Not really. Reals also includes irrational numbers which aren't rationals (duh).

Yes you can. A rational real number will correspond to a dedekind cut with a minimum element, an irrational number will correspond to a dedekind cut that has a minimum element (or maxiumum, depending on how you define it).

[Darvi]

Whatever, it's 2 am and I'm too tired to try and understand wikipedia.

[Miggy]

So I'm prepping for my linear algebra exam, and I'm preparing for all of the various questions I might end up facing.

Reading through all of my materials, one potential question entered my mind: Schur's decomposition works for complex numbers and unitary matrices. Does it also apply to Real numbers and orthogonal matrices? Looking through the proof and turning the general concepts in my head, I can't see why it shouldn't, but there is no mention of it anywhere, which leads me to believe that it isn't the case.

It's been a long time since I've done this sort of thing, but I think it should fail when the matrix has non-real eigenvalues.  The middle matrix of the decomposition is triangular so those eigenvalues should be down the diagonal, which is a problem if you want real entries.

Hmm... That makes a bit of sense, yes. In order to perform the proof you start by taking an eigenvector and making an orthonormal basis with it. I guess if a real matrix has exclusively complex eigenvectors, the proof falls apart. But then comes the question: Is that actually possible? I'm positively sure I remember something like that being impossible, but looking through my literature again I can't find out where it's mentioned.

Anywho, I subscribe to the idea that if we can perform an action for all complex numbers, we should be able to perform the same action with the real numbers, exactly since we can just imagine the real numbers as complex numbers without any imaginary part. However the literature I'm reading makes long jumps around in order to prove the spectral theorem for normal matrices in the real case, whereas in the complex case it's just a matter of making a simple deduction from Schur's decomposition.

[Another]

...
I guess if a real matrix has exclusively complex eigenvectors, the proof falls apart. But then comes the question: Is that actually possible? I'm positively sure I remember something like that being impossible, but looking through my literature again I can't find out where it's mentioned.
...

I think that this question is easy to answer by demonstration
0 1
-1 0
it's eigenvalues are i and -i and eigenvectors are (-i,1) and (i,1).

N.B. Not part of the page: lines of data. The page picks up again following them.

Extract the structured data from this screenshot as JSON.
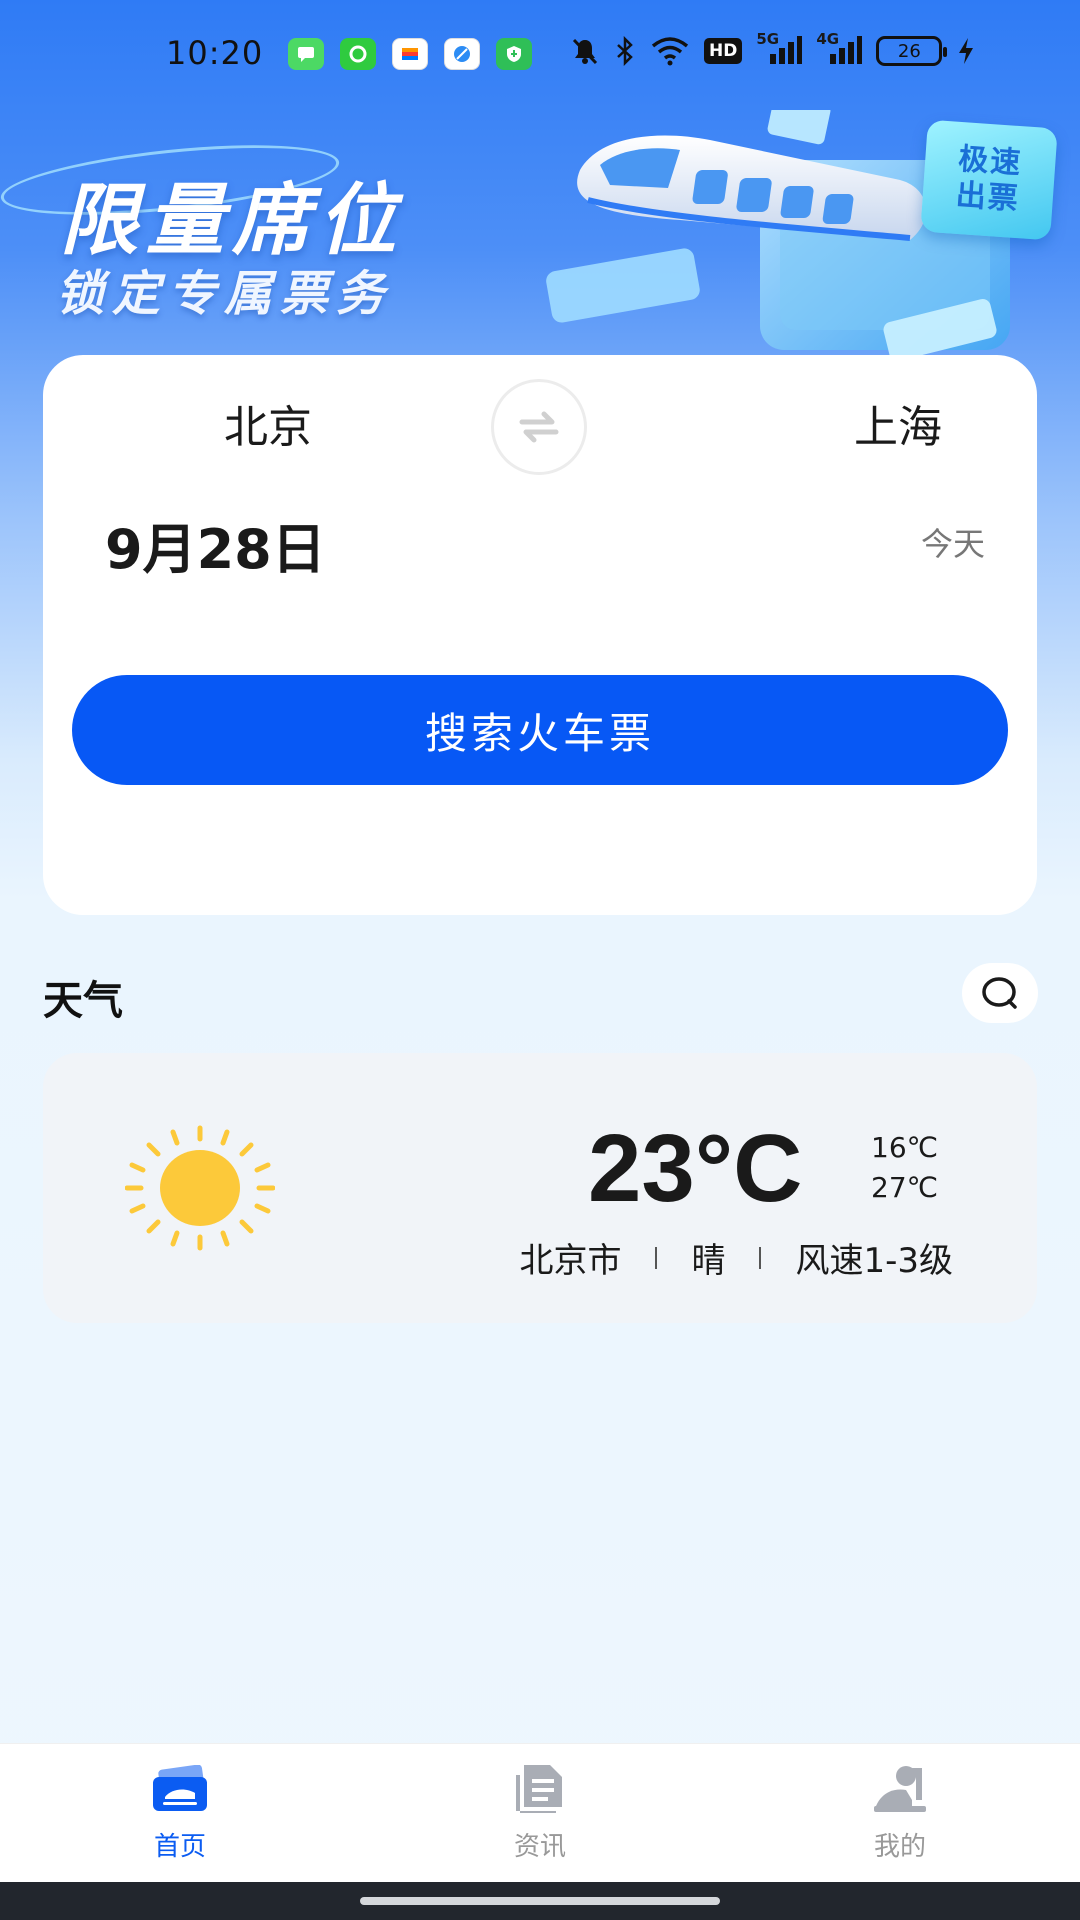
{
  "status_bar": {
    "time": "10:20",
    "notification_icons": [
      "messages-icon",
      "green-app-icon",
      "wallet-icon",
      "browser-icon",
      "security-icon"
    ],
    "system_icons": [
      "mute-icon",
      "bluetooth-icon",
      "wifi-icon",
      "hd-icon",
      "signal-5g-icon",
      "signal-4g-icon"
    ],
    "hd_label": "HD",
    "net1_label": "5G",
    "net2_label": "4G",
    "battery_level": "26"
  },
  "banner": {
    "title": "限量席位",
    "subtitle": "锁定专属票务",
    "badge_line1": "极速",
    "badge_line2": "出票"
  },
  "search": {
    "from_city": "北京",
    "to_city": "上海",
    "date": "9月28日",
    "date_hint": "今天",
    "button_label": "搜索火车票"
  },
  "weather": {
    "heading": "天气",
    "icon": "sun-icon",
    "temperature": "23°C",
    "low": "16℃",
    "high": "27℃",
    "city": "北京市",
    "condition": "晴",
    "wind": "风速1-3级"
  },
  "tabs": [
    {
      "label": "首页",
      "icon": "ticket-icon",
      "active": true
    },
    {
      "label": "资讯",
      "icon": "news-icon",
      "active": false
    },
    {
      "label": "我的",
      "icon": "profile-icon",
      "active": false
    }
  ],
  "colors": {
    "primary": "#0758f5",
    "sun": "#fcc93a",
    "tab_active": "#0b5cf2",
    "tab_inactive": "#999999"
  }
}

Real matrixes can be decomposed into real block-diagonal analog sometimes also called Schur decomposition. I think that you can prove that the blocks on the diagonal will not be larger than 2x2 using the fact that complex roots of equations with real coefficients come in conjugate pairs.

[Christes]

Anywho, I subscribe to the idea that if we can perform an action for all complex numbers, we should be able to perform the same action with the real numbers, exactly since we can just imagine the real numbers as complex numbers without any imaginary part.

Well we can, but the result might have nonreal numbers floating around in it.  The key property here is that the complex numbers are algebraically closed, but the reals are not.

[Vector]

This thread made me happy today.